Public Source to host educational session about obtaining public data

Written By Matt Petras, Co-News Editor

This Thursday evening, the non-profit news outlet Public Source will put on a “Citizen’s Toolkit” at the Center for Media Innovation (CMI), an event the organization hopes will give attendees valuable tools for obtaining public data.

The event costs $25 for standard customers, $20 for Public Source subscribers and $5 for Point Park students. The event is scheduled from 6:00-7:30 p.m.

“What you’re taking away are skills that you’ll keep for a long time,” said Roman Benty, an intern with Public Source since May. Benty, a fiction writing and urban studies major at the University of Pittsburgh, took the lead on organizing the event.

The organizers are hoping attendees reach out to explain what information they would like to learn how to obtain. The Eventbrite page for the “Citizen’s Toolkit” already teases help finding information about houses for sale, neighborhood safety, city official salaries and cleanliness reports on local restaurants.

“Do you want to eat at a restaurant that isn’t particularly clean?” said Eric Holmberg, a 29 year-old reporter who has been with Public Source for around two years.

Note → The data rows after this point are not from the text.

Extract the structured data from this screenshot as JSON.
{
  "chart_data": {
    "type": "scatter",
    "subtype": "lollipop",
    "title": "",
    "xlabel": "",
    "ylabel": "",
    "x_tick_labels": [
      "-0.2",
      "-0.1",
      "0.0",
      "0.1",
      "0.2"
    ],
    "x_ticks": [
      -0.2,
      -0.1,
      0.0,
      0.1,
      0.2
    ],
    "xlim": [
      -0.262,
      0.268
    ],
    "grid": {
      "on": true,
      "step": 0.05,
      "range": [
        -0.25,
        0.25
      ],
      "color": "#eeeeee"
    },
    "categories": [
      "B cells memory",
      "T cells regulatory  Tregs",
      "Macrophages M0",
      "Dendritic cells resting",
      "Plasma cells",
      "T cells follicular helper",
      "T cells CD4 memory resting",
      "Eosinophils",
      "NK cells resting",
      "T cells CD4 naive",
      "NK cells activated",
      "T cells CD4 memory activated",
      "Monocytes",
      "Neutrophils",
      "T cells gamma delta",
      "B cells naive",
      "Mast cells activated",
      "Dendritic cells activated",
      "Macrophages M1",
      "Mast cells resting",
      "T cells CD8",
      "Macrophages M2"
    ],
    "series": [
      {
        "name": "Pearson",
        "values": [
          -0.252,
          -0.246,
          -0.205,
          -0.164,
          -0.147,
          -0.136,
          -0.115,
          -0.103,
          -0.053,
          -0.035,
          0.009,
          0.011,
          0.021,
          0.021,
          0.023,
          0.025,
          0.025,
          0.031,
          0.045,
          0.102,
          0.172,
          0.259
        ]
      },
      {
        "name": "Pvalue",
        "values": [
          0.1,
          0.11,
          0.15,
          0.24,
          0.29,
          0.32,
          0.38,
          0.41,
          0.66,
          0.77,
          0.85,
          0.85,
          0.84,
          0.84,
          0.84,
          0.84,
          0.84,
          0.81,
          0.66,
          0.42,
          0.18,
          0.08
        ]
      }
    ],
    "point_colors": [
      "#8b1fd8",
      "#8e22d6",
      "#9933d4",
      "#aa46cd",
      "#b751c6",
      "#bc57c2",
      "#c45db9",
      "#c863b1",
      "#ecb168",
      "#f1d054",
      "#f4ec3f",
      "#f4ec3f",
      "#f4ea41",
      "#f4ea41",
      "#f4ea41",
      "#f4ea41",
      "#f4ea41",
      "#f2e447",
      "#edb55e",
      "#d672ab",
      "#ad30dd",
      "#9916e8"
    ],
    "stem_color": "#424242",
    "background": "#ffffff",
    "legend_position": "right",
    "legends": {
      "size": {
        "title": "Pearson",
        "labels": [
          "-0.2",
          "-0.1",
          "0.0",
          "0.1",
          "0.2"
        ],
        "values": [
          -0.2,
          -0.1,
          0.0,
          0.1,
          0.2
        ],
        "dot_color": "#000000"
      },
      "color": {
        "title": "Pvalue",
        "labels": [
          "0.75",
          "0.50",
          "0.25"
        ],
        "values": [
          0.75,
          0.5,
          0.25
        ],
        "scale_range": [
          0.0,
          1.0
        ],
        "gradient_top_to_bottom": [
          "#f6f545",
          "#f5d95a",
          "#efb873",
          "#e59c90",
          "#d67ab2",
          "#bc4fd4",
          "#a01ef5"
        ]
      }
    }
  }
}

Holmberg will be the one giving the presentation at the event, in which he will lecture and take questions from the audience.

“The point of the class is to inform people on Pittsburgh who want to be civically engaged,” Holmberg said. Thus, Public Source is looking to field a general audience, Holmberg said.

“We want to give you a good starting point to follow all year long,” Holmberg said.

Benty was looking for places to host the event and eventually landed on the CMI. One of the main reasons is that its position in Downtown Pittsburgh is a good central location, he said. There was also a meeting of minds when he reached out to Andrew Conte, director of the CMI.

Conte said in an interview that the event is in line with what the CMI wants to do.

Most events at the CMI are free to attend. The only other event with an admission fee was sold out, according to Conte.

On Monday afternoon, the Eventbrite page for Public Source’s upcoming event listed nine people who have already purchased tickets.

Public Source has been around since late 2011 and focuses on Pennsylvania. As a nonprofit organization, they are funded by various grants and foundations, such as The Pittsburgh Foundation and The Fund for Investigative Reporting, according to their website.

One recent project from the organization was a series called “The Aftermath of Murder.” This series covered the unsolved homicides in Pittsburgh, which disproportionally affected the black community.

This “class,” as Holmberg calls it, is part of a larger goal from Public Source to be more than just a home for reporting and news coverage, but also a personable aide to its readers as citizens.

“We’re people,” Benty said. “We want to engage with you and we want you to engage with us.”